La collecte de données spécialisées est un autre aspect essentiel qui distingue l'Espagne de ses pairs. Lancée officiellement en 2003, la collecte de données ne recensait que les décès de femmes causés par leurs conjoints ou ex-conjoints masculins, soit plus de 1.200 à ce jour. D'autres systèmes ont depuis été mis en place pour enregistrer des informations détaillées concernant les plaintes, les condamnations et les ordonnances de protection.

Teresa Nevado, ex-membre du comité exécutif du Lobby européen des femmes et actuelle secrétaire générale de la délégation espagnole, explique: «nous avons entrepris d'enregistrer des données spécifiques à une époque où d'autres pays ne le faisaient pas. Et nombre d'entre eux n'avaient pas et n'ont toujours pas adopté une loi aussi complète que la nôtre pour lutter contre la violence à l'égard des femmes».

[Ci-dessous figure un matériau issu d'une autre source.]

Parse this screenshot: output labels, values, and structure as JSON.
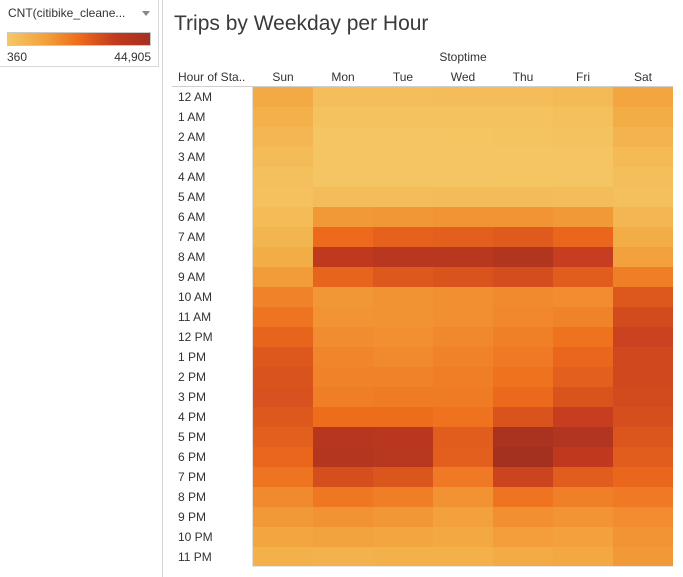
{
  "legend": {
    "title": "CNT(citibike_cleane...",
    "min_label": "360",
    "max_label": "44,905",
    "colors": [
      "#f4c764",
      "#f3a33d",
      "#ee6c1c",
      "#c33a1f",
      "#a4311f"
    ]
  },
  "chart_data": {
    "type": "heatmap",
    "title": "Trips by Weekday per Hour",
    "column_group_label": "Stoptime",
    "row_header_label": "Hour of Sta..",
    "columns": [
      "Sun",
      "Mon",
      "Tue",
      "Wed",
      "Thu",
      "Fri",
      "Sat"
    ],
    "rows": [
      "12 AM",
      "1 AM",
      "2 AM",
      "3 AM",
      "4 AM",
      "5 AM",
      "6 AM",
      "7 AM",
      "8 AM",
      "9 AM",
      "10 AM",
      "11 AM",
      "12 PM",
      "1 PM",
      "2 PM",
      "3 PM",
      "4 PM",
      "5 PM",
      "6 PM",
      "7 PM",
      "8 PM",
      "9 PM",
      "10 PM",
      "11 PM"
    ],
    "value_range": [
      360,
      44905
    ],
    "values": [
      [
        9500,
        3000,
        3200,
        3300,
        3600,
        4500,
        11000
      ],
      [
        7500,
        1600,
        1700,
        1800,
        2000,
        2600,
        8500
      ],
      [
        5500,
        900,
        1000,
        1100,
        1200,
        1600,
        6500
      ],
      [
        3800,
        600,
        650,
        700,
        750,
        1000,
        4500
      ],
      [
        2500,
        700,
        700,
        750,
        800,
        900,
        3000
      ],
      [
        2200,
        3500,
        3600,
        3700,
        3700,
        3500,
        2400
      ],
      [
        4000,
        13500,
        14000,
        14500,
        14500,
        13500,
        5500
      ],
      [
        6000,
        23000,
        25000,
        25500,
        26500,
        24000,
        8500
      ],
      [
        8500,
        35000,
        37500,
        38000,
        40000,
        33000,
        12000
      ],
      [
        13000,
        24500,
        27000,
        28000,
        29500,
        26000,
        19000
      ],
      [
        18000,
        14000,
        15000,
        15500,
        16500,
        16000,
        27000
      ],
      [
        21000,
        14500,
        15000,
        15500,
        17000,
        18000,
        30000
      ],
      [
        24500,
        16000,
        15500,
        17000,
        18500,
        21500,
        32000
      ],
      [
        27000,
        17500,
        16500,
        18000,
        20000,
        24000,
        30500
      ],
      [
        28000,
        18000,
        18000,
        19000,
        21500,
        25500,
        30500
      ],
      [
        28500,
        19000,
        19500,
        19500,
        23500,
        28000,
        30000
      ],
      [
        27000,
        22500,
        22500,
        21500,
        28000,
        33000,
        29000
      ],
      [
        25500,
        38500,
        37500,
        26000,
        43000,
        40000,
        27500
      ],
      [
        24000,
        39000,
        38000,
        25500,
        44905,
        35000,
        26000
      ],
      [
        21000,
        29000,
        27500,
        20000,
        31500,
        26000,
        24000
      ],
      [
        16500,
        20500,
        19000,
        15000,
        21000,
        18500,
        20000
      ],
      [
        13500,
        15000,
        14000,
        12000,
        15500,
        14500,
        16000
      ],
      [
        11000,
        11500,
        11000,
        10000,
        12500,
        12000,
        14500
      ],
      [
        7500,
        7000,
        7500,
        7500,
        9000,
        10000,
        13500
      ]
    ]
  }
}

Les délégations étrangères désireuses d'en savoir plus sur le système espagnol sont devenues chose courante. Depuis 2019, à titre d'exemple, le système VioGén, auquel les services de police ont recours pour procéder à l'évaluation des risques pour les victimes et au suivi qui s'ensuit, a suscité l'intérêt de visiteurs venus de France, d'Argentine, du Brésil, d'Ukraine, d'Allemagne, du Royaume-Uni, d'Égypte, de Suisse, de Turquie et bien d'autres pays encore. Les visiteurs veulent également en savoir plus sur le numéro d'appel d'urgence espagnol 016 pour les victimes de maltraitance et de violences sexistes, disponible 24 heures sur 24 et 7 jours sur 7, ainsi que sur les «bracelets de contrôle» pour les auteurs de maltraitance. Pendant leur séjour, de nombreux délégués s'entretiennent également avec des membres de la délégation gouvernementale contre les violences sexistes.

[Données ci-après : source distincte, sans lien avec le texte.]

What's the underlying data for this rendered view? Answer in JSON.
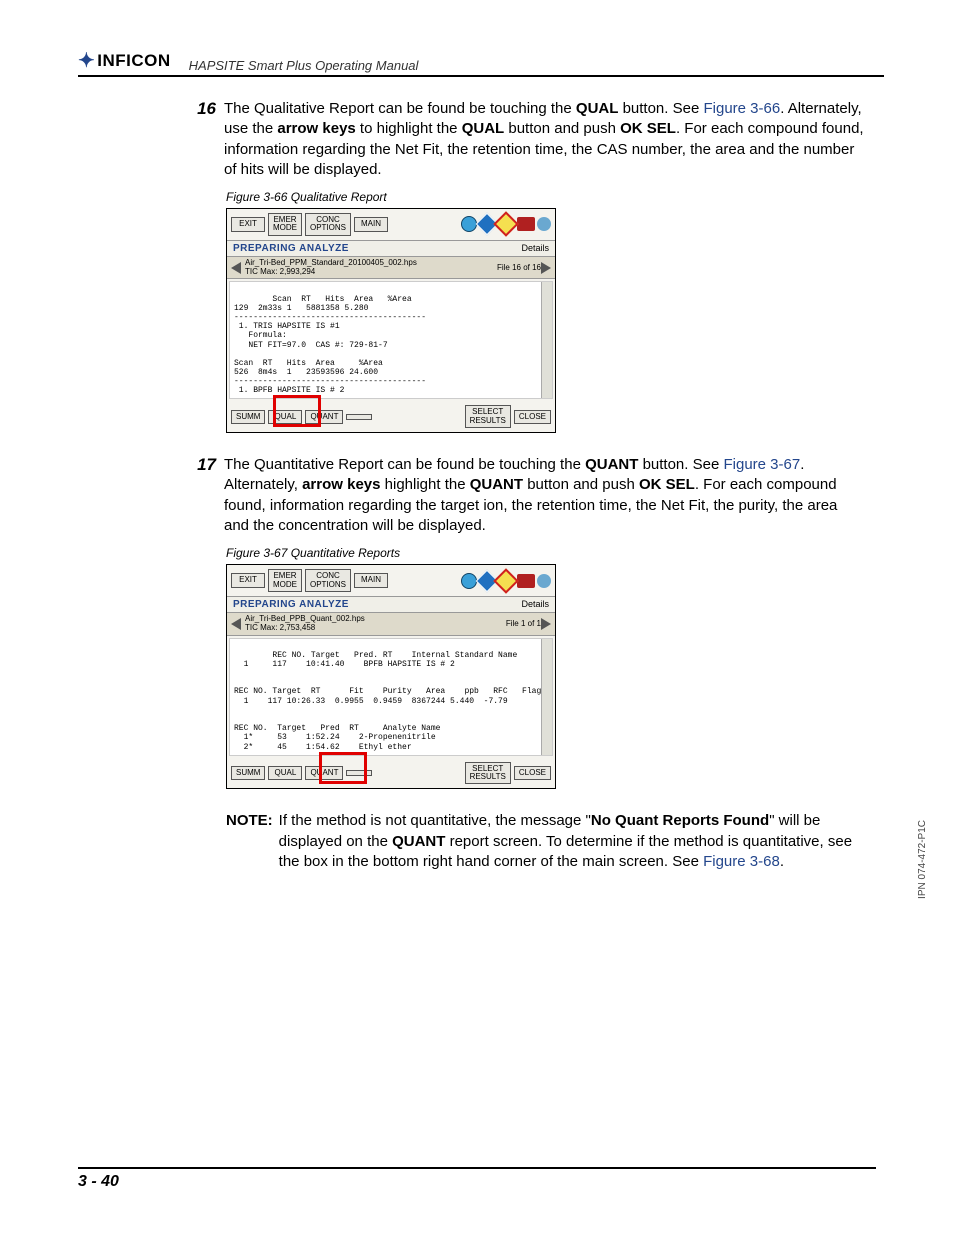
{
  "header": {
    "brand": "INFICON",
    "manual_title": "HAPSITE Smart Plus Operating Manual"
  },
  "page_number": "3 - 40",
  "side_ipn": "IPN 074-472-P1C",
  "steps": [
    {
      "num": "16",
      "body_html": "The Qualitative Report can be found be touching the <b>QUAL</b> button. See <span class='link'>Figure 3-66</span>. Alternately, use the <b>arrow keys</b> to highlight the <b>QUAL</b> button and push <b>OK SEL</b>. For each compound found, information regarding the Net Fit, the retention time, the CAS number, the area and the number of hits will be displayed."
    },
    {
      "num": "17",
      "body_html": "The Quantitative Report can be found be touching the <b>QUANT</b> button. See <span class='link'>Figure 3-67</span>. Alternately, <b>arrow keys</b> highlight the <b>QUANT</b> button and push <b>OK SEL</b>. For each compound found, information regarding the target ion, the retention time, the Net Fit, the purity, the area and the concentration will be displayed."
    }
  ],
  "note": {
    "label": "NOTE:",
    "body_html": "If the method is not quantitative, the message \"<b>No Quant Reports Found</b>\" will be displayed on the <b>QUANT</b> report screen. To determine if the method is quantitative, see the box in the bottom right hand corner of the main screen. See <span class='link'>Figure 3-68</span>."
  },
  "figures": {
    "f66": {
      "caption": "Figure 3-66  Qualitative Report",
      "top_buttons": [
        "EXIT",
        "EMER\nMODE",
        "CONC\nOPTIONS",
        "MAIN"
      ],
      "icon_colors": {
        "help": "#3aa0d8",
        "info": "#2070c0",
        "diamond_border": "#d02020",
        "diamond_fill": "#f5e050",
        "battery": "#b02020",
        "tri": "#2a8a2a",
        "globe": "#6aa8d0"
      },
      "status_left": "PREPARING ANALYZE",
      "status_right": "Details",
      "file_name": "Air_Tri-Bed_PPM_Standard_20100405_002.hps",
      "tic_max": "TIC Max: 2,993,294",
      "file_count": "File 16 of 16",
      "data_text": "Scan  RT   Hits  Area   %Area\n129  2m33s 1   5881358 5.280\n----------------------------------------\n 1. TRIS HAPSITE IS #1\n   Formula:\n   NET FIT=97.0  CAS #: 729-81-7\n\nScan  RT   Hits  Area     %Area\n526  8m4s  1   23593596 24.600\n----------------------------------------\n 1. BPFB HAPSITE IS # 2",
      "bottom_buttons": [
        "SUMM",
        "QUAL",
        "QUANT",
        "",
        "SELECT\nRESULTS",
        "CLOSE"
      ],
      "highlight_index": 1
    },
    "f67": {
      "caption": "Figure 3-67  Quantitative Reports",
      "top_buttons": [
        "EXIT",
        "EMER\nMODE",
        "CONC\nOPTIONS",
        "MAIN"
      ],
      "status_left": "PREPARING ANALYZE",
      "status_right": "Details",
      "file_name": "Air_Tri-Bed_PPB_Quant_002.hps",
      "tic_max": "TIC Max: 2,753,458",
      "file_count": "File 1 of 1",
      "data_text": "REC NO. Target   Pred. RT    Internal Standard Name\n  1     117    10:41.40    BPFB HAPSITE IS # 2\n\n\nREC NO. Target  RT      Fit    Purity   Area    ppb   RFC   Flag\n  1    117 10:26.33  0.9955  0.9459  8367244 5.440  -7.79\n\n\nREC NO.  Target   Pred  RT     Analyte Name\n  1*     53    1:52.24    2-Propenenitrile\n  2*     45    1:54.62    Ethyl ether",
      "bottom_buttons": [
        "SUMM",
        "QUAL",
        "QUANT",
        "",
        "SELECT\nRESULTS",
        "CLOSE"
      ],
      "highlight_index": 2
    }
  }
}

François Kempf, membre du GREVIO, précise que la réponse coordonnée du gouvernement espagnol concernant les violences sexistes est un autre aspect distinctif de ce pays ; comprenant un vaste réseau de services disponibles aux niveaux régional et municipal, ainsi que des tribunaux et des unités de police spécialisées. Il ajoute que ce qui distingue véritablement l'Espagne, c'est son approche globale et la reconnaissance de la «nature sexiste» de certains types de violence «bien des années avant» l'entrée en vigueur de la Convention d'Istanbul en août 2014. Une étude réalisée par GREVIO en 2020 a constaté que c'est précisément ce manque de perspective de genre, dans les enquêtes sur les crimes contre les femmes, qui constitue un échec pour des pays tels que la Belgique, la France, Malte, le Monténégro, les Pays-Bas, le Portugal et la Serbie.

Des défis encore

L'Espagne a dû surmonter de nombreux obstacles avant d'arriver là où elle en est actuellement, pourtant elle doit encore faire face à des défis. Après l'adoption de la loi globale de 2004, de nombreux recours juridiques ont affirmé que la législation était discriminatoire à l'égard des hommes. Ces objections persistent à ce jour, bien que la Cour constitutionnelle ait déclaré la loi conforme en 2008. Les experts affirment par ailleurs qu'il reste un long chemin à parcourir avant que l'Espagne puisse garantir une protection et un soutien complets aux victimes de violences sexistes. Dans une évaluation réalisée en 2020, Grevio a par exemple mis en évidence les «lacunes» de l'Espagne en ce qui concerne «la sécurité des femmes et des enfants» et des victimes de violences sexistes lors des décisions relatives à la garde des enfants ou aux droits de visite. Les Nations unies ont également souligné ce problème, reprochant au système judiciaire espagnol de ne pas protéger les mineurs contre les «pères abusifs». Néanmoins, la principale préoccupation concerne la protection insuffisante, en termes de soutien et d'aide psychologique, des victimes de violences à caractère sexiste commises sans la participation d'un conjoint ou d'un ex-conjoint.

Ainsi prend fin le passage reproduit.